A project by London’s RIG provides everyday users with a means of designing, producing and delivering newspapers directly from their browser, a mischievous appropriation of the industrial infrastructure left sitting around. Russell Davies said it best: “We've broken your business. Now we want your machines.”
There are two broad phases in the ways that computers and designers have come to work together. In the first phase, designers were using computers to make things; e.g., setting type that would then be integrated into a magazine. It was a few years later that designers started using computers to make things for computers.

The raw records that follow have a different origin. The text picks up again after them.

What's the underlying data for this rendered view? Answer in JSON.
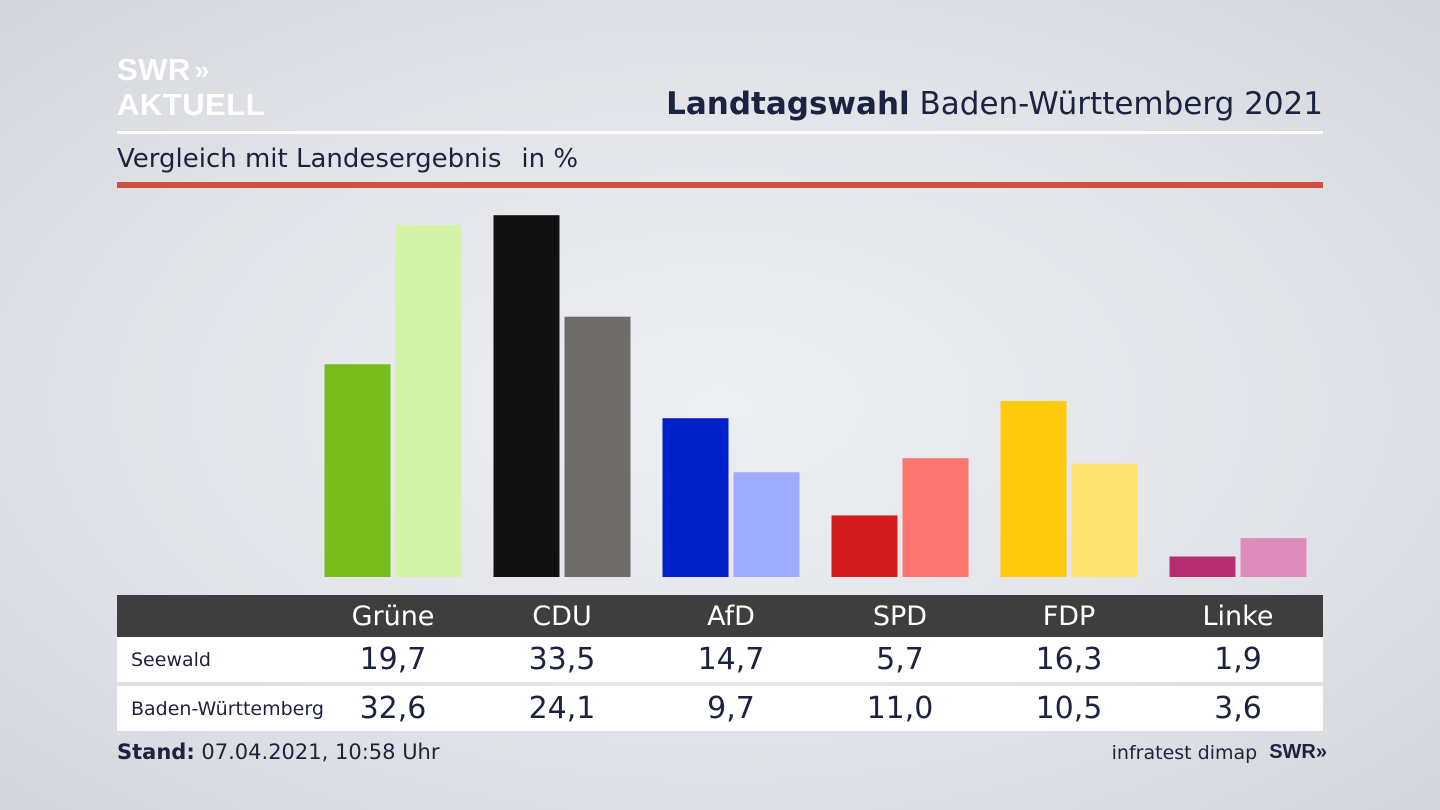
{
  "logo": {
    "line1": "SWR",
    "line2": "AKTUELL",
    "chevrons": "»"
  },
  "header": {
    "title_bold": "Landtagswahl",
    "title_rest": "Baden-Württemberg 2021"
  },
  "subtitle": {
    "text": "Vergleich mit Landesergebnis",
    "unit": "in %"
  },
  "chart_data": {
    "type": "bar",
    "categories": [
      "Grüne",
      "CDU",
      "AfD",
      "SPD",
      "FDP",
      "Linke"
    ],
    "series": [
      {
        "name": "Seewald",
        "values": [
          19.7,
          33.5,
          14.7,
          5.7,
          16.3,
          1.9
        ]
      },
      {
        "name": "Baden-Württemberg",
        "values": [
          32.6,
          24.1,
          9.7,
          11.0,
          10.5,
          3.6
        ]
      }
    ],
    "value_labels": {
      "Seewald": [
        "19,7",
        "33,5",
        "14,7",
        "5,7",
        "16,3",
        "1,9"
      ],
      "Baden-Württemberg": [
        "32,6",
        "24,1",
        "9,7",
        "11,0",
        "10,5",
        "3,6"
      ]
    },
    "colors": {
      "Seewald": [
        "#78bc1b",
        "#121212",
        "#0020c8",
        "#d41c20",
        "#ffca0b",
        "#b82c70"
      ],
      "Baden-Württemberg": [
        "#d3f2a8",
        "#6e6d6b",
        "#9eabff",
        "#ff7670",
        "#ffe271",
        "#df8cbc"
      ]
    },
    "ylim": [
      0,
      35
    ],
    "grid": false,
    "legend": "table-below"
  },
  "footer": {
    "stand_label": "Stand:",
    "stand_value": "07.04.2021, 10:58 Uhr",
    "source": "infratest dimap",
    "brand": "SWR",
    "brand_chevrons": "»"
  }
}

But now here we are in 2011, and RIG has made Newspaper Club, using computers to build online services that let users make stuff. Real stuff, with ink that comes off on your hands. Newspapers. They smell good.







RIG’s Newspaper Club is one of the most extraordinary pieces of design I’ve ever seen. In the end, it’s software, I suppose, not so very different from the web app I’m using to compose this blog post.
The difference between this software and Newspaper Club’s is that instead of posting to the web, their software posts to greasy industrial machinery, pallets of rolled paper, and a series of ropes and knives and trucks, I think there are trucks involved somewhere down the line. There must be.
Their software posts to full-on printed newspapers that can be run in batches from one to a couple hundred thousand. These can then be delivered to homes, classes, demonstrations, weddings, whoever needs the news.
All this from a bespoke chunk of code and design, built lovingly by a few good people in East London. Their space itself must have once held some archaic building-size machinery. Now it’s code.
The idea is delightful. Industries (like the UK newspaper industry) age and die, but it takes geniuses to realize that what they leave behind isn’t trash, but treasure.
Newspaper printers simply don’t print like they used to, so the hours on the plant go idle. Newspaper Club keeps costs minimal by using those spare cycles to allow people to print whatever news fits to print. Of course, it’s unlikely to have anything to do with, you know, News.
Most often, it’s quirky, personal, super-local deeply loving artifacts, like wedding newspapers or comics. Small transmissions from one person to a few more. It seems only fitting and fair that this happens in the paper wake of the stumbling British press, broken by the criminal violations of people’s privacy.
Those personal messages Murdoch was spying on are still likely to be printed on his newspaper stock in his newspaper’s ink. But not by NewsCorp anymore, and not for money.
A
lot of the genius here is in the design of the interface to allow users
to do all this. It’s great—not perfect yet, but great—and I don’t
recall Quark XPress being any good at all. I found this far more fun to
use than any Adobe product, and it didn’t hang my computer when I was
using it.
I was able to generate the Design Envy blog newspaper in about 10–15 minutes, and I hope that it’s a few weeks in the future, and you’re holding it in your hands. Maybe you’re drinking coffee somewhere, reading about this thing I’m jealous of, that these guys made this possible and with a spirit that’s equal parts generous, mischievous, hopeful and funny. That’s news. Good news, even.